Imagens feitas na região mostram a dimensão do problema: uma extensa fila de caminhões parados, veículos retidos em pátios e aduanas e grandes volumes de neve cobrindo as rodovias.
Com o bloqueio prolongado, as condições de sobrevivência se tornaram cada vez mais difíceis. Segundo relatos, alimentos e água estão acabando e também há falta de medicamentos de uso contínuo, inclusive para caminhoneiros que fazem tratamento para pressão alta e diabetes.

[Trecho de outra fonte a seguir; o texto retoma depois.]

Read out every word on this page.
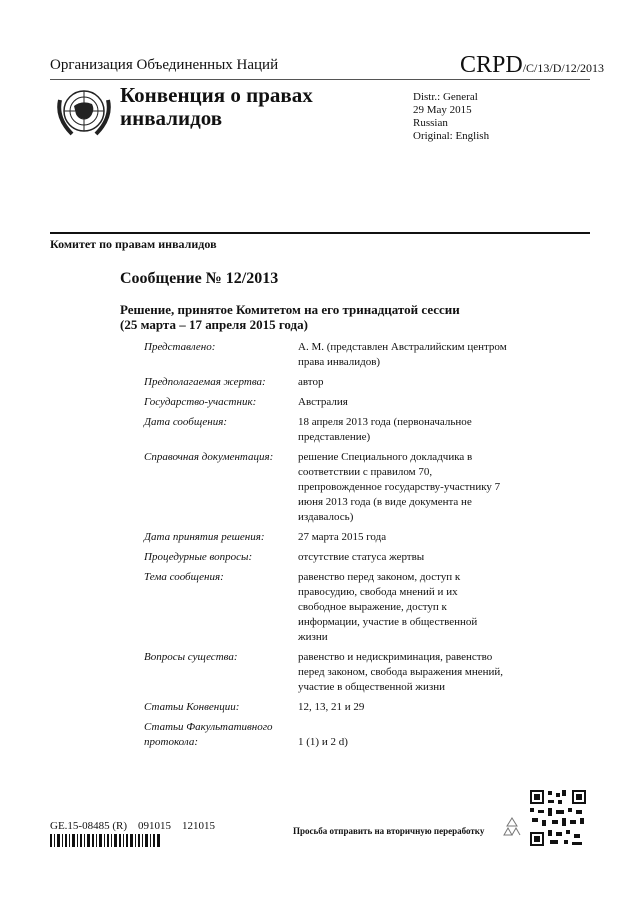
Организация Объединенных Наций	CRPD/C/13/D/12/2013
Конвенция о правах инвалидов
Distr.: General
29 May 2015
Russian
Original: English
Комитет по правам инвалидов
Сообщение № 12/2013
Решение, принятое Комитетом на его тринадцатой сессии
(25 марта – 17 апреля 2015 года)
Представлено:	А. М. (представлен Австралийским центром права инвалидов)
Предполагаемая жертва:	автор
Государство-участник:	Австралия
Дата сообщения:	18 апреля 2013 года (первоначальное представление)
Справочная документация:	решение Специального докладчика в соответствии с правилом 70, препровожденное государству-участнику 7 июня 2013 года (в виде документа не издавалось)
Дата принятия решения:	27 марта 2015 года
Процедурные вопросы:	отсутствие статуса жертвы
Тема сообщения:	равенство перед законом, доступ к правосудию, свобода мнений и их свободное выражение, доступ к информации, участие в общественной жизни
Вопросы существа:	равенство и недискриминация, равенство перед законом, свобода выражения мнений, участие в общественной жизни
Статьи Конвенции:	12, 13, 21 и 29
Статьи Факультативного протокола:	1 (1) и 2 d)
GE.15-08485 (R)    091015    121015	Просьба отправить на вторичную переработку
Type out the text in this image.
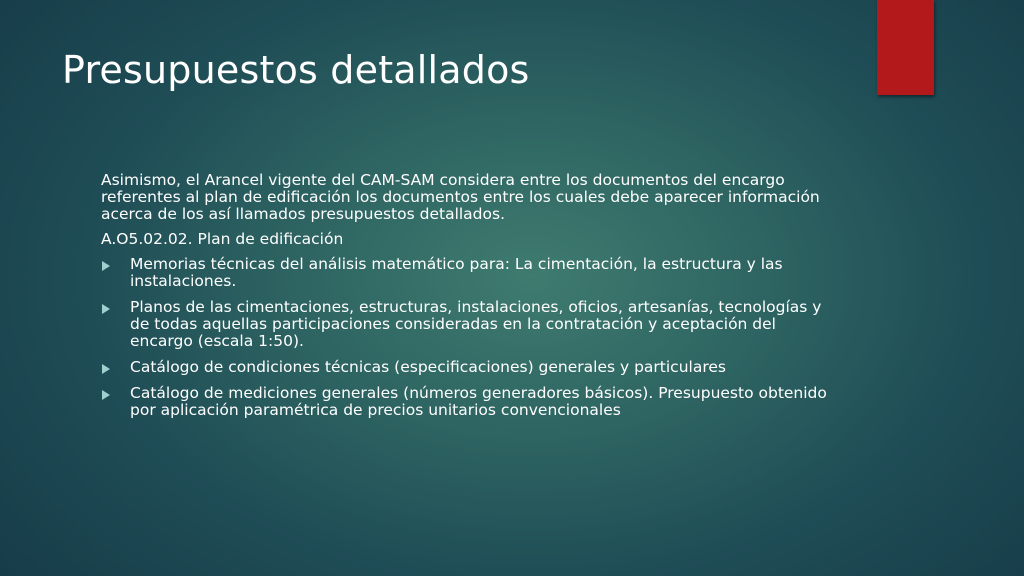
Presupuestos detallados

Asimismo, el Arancel vigente del CAM-SAM considera entre los documentos del encargo referentes al plan de edificación los documentos entre los cuales debe aparecer información acerca de los así llamados presupuestos detallados.

A.O5.02.02. Plan de edificación

Memorias técnicas del análisis matemático para: La cimentación, la estructura y las instalaciones.
Planos de las cimentaciones, estructuras, instalaciones, oficios, artesanías, tecnologías y de todas aquellas participaciones consideradas en la contratación y aceptación del encargo (escala 1:50).
Catálogo de condiciones técnicas (especificaciones) generales y particulares
Catálogo de mediciones generales (números generadores básicos). Presupuesto obtenido por aplicación paramétrica de precios unitarios convencionales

O cenário na Cordilheira é de isolamento e exaustão. São mais de cinco semanas de espera em meio ao frio intenso, com motoristas obrigados a permanecer em pátios de aduanas e às margens das rodovias enquanto aguardam a liberação do trânsito.
Motoristas brasileiros relatam que a situação atual supera qualquer experiência vivida ao longo de anos nas estradas. A longa permanência no local aumentou a preocupação com a saúde e a segurança dos profissionais.

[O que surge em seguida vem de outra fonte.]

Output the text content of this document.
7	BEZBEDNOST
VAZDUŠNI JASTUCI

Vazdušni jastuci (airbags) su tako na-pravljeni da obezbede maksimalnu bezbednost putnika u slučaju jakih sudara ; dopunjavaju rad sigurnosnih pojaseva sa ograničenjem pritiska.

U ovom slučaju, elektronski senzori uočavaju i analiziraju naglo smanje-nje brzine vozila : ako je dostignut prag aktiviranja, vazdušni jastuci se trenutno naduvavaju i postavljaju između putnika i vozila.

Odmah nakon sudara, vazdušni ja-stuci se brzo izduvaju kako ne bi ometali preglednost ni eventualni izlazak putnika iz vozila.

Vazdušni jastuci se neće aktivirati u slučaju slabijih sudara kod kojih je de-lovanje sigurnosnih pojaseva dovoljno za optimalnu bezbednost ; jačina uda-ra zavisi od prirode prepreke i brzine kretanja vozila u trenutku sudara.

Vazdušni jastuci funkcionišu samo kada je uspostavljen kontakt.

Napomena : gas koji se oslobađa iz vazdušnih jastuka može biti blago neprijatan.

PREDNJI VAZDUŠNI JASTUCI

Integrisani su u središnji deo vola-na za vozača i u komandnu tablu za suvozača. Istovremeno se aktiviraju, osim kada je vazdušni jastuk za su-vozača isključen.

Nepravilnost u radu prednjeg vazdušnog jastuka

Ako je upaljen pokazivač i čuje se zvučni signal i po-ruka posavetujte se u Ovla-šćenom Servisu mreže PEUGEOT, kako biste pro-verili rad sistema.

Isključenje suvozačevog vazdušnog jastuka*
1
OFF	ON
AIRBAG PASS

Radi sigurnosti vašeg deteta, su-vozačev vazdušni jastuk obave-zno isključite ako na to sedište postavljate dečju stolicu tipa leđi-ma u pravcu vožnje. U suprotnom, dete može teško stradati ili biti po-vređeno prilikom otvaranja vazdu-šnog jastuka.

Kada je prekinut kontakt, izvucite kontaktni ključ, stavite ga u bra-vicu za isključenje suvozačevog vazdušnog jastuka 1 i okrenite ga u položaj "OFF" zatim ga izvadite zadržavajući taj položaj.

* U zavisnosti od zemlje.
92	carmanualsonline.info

Diante do risco de uma tragédia humanitária, o Sindicato dos Trabalhadores em Transportes Rodoviários de Foz do Iguaçu e Região Oeste lançou um alerta e cobra medidas urgentes.
A entidade pede mudanças nos critérios de liberação das aduanas, especialmente diante dos relatos de motoristas que já estariam passando mal e enfrentando dificuldades para conseguir medicamentos e itens básicos.
Enquanto a situação não é normalizada, milhares de caminhoneiros seguem aguardando uma solução para deixar a região atingida pela nevasca.